2 files changed, 51 insertions, 8 deletions
diff --git a/lib/Transforms/Vectorize/LoopVectorize.cpp b/lib/Transforms/Vectorize/LoopVectorize.cpp
index 15d4c1c79d..79a6ecd15b 100644
--- a/lib/Transforms/Vectorize/LoopVectorize.cpp
+++ b/lib/Transforms/Vectorize/LoopVectorize.cpp
@@ -1987,10 +1987,6 @@ void InnerLoopVectorizer::createEmptyLoop() {
                       Constant::getAllOnesValue(BackedgeCount->getType()),
                       "backedge.overflow", BypassBlock->getTerminator());
 
-  // Count holds the overall loop count (N).

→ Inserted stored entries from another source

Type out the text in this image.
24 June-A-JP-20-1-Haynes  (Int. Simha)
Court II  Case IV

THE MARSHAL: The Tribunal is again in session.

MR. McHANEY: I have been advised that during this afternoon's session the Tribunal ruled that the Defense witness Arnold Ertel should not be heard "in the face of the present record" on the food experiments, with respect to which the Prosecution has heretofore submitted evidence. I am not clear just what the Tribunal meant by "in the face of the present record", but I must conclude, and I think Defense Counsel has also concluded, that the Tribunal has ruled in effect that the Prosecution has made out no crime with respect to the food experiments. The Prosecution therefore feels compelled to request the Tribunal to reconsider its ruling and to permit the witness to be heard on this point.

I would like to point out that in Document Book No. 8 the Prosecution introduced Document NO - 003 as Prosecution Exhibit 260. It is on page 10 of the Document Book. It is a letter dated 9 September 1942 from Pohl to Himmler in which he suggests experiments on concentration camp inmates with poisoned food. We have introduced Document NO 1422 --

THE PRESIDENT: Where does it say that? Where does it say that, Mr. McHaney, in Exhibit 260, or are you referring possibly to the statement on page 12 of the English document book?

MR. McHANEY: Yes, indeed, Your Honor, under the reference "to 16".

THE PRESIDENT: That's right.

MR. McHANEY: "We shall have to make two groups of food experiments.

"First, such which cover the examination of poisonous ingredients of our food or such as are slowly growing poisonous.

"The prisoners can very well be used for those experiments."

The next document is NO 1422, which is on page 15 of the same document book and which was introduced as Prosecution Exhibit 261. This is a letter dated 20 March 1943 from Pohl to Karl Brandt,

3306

-  Value *Count = Exp.expandCodeFor(ExitCount, ExitCount->getType(),
-                                   BypassBlock->getTerminator());
-
   // The loop index does not have to start at Zero. Find the original start
   // value from the induction PHI node. If we don't have an induction variable
   // then we know that it starts at zero.
@@ -2000,6 +1996,18 @@ void InnerLoopVectorizer::createEmptyLoop() {
                        IdxTy):
     ConstantInt::get(IdxTy, 0);
 
+  // We need an instruction to anchor the overflow check on. StartIdx needs to
+  // be defined before the overflow check branch. Because the scalar preheader
+  // is going to merge the start index and so the overflow branch block needs to
+  // contain a definition of the start index.
+  Instruction *OverflowCheckAnchor = BinaryOperator::CreateAdd(
+      StartIdx, ConstantInt::get(IdxTy, 0), "overflow.check.anchor",
+      BypassBlock->getTerminator());
+
+  // Count holds the overall loop count (N).
+  Value *Count = Exp.expandCodeFor(ExitCount, ExitCount->getType(),
+                                   BypassBlock->getTerminator());
+
   LoopBypassBlocks.push_back(BypassBlock);
 
   // Split the single block loop into the two loop structure described above.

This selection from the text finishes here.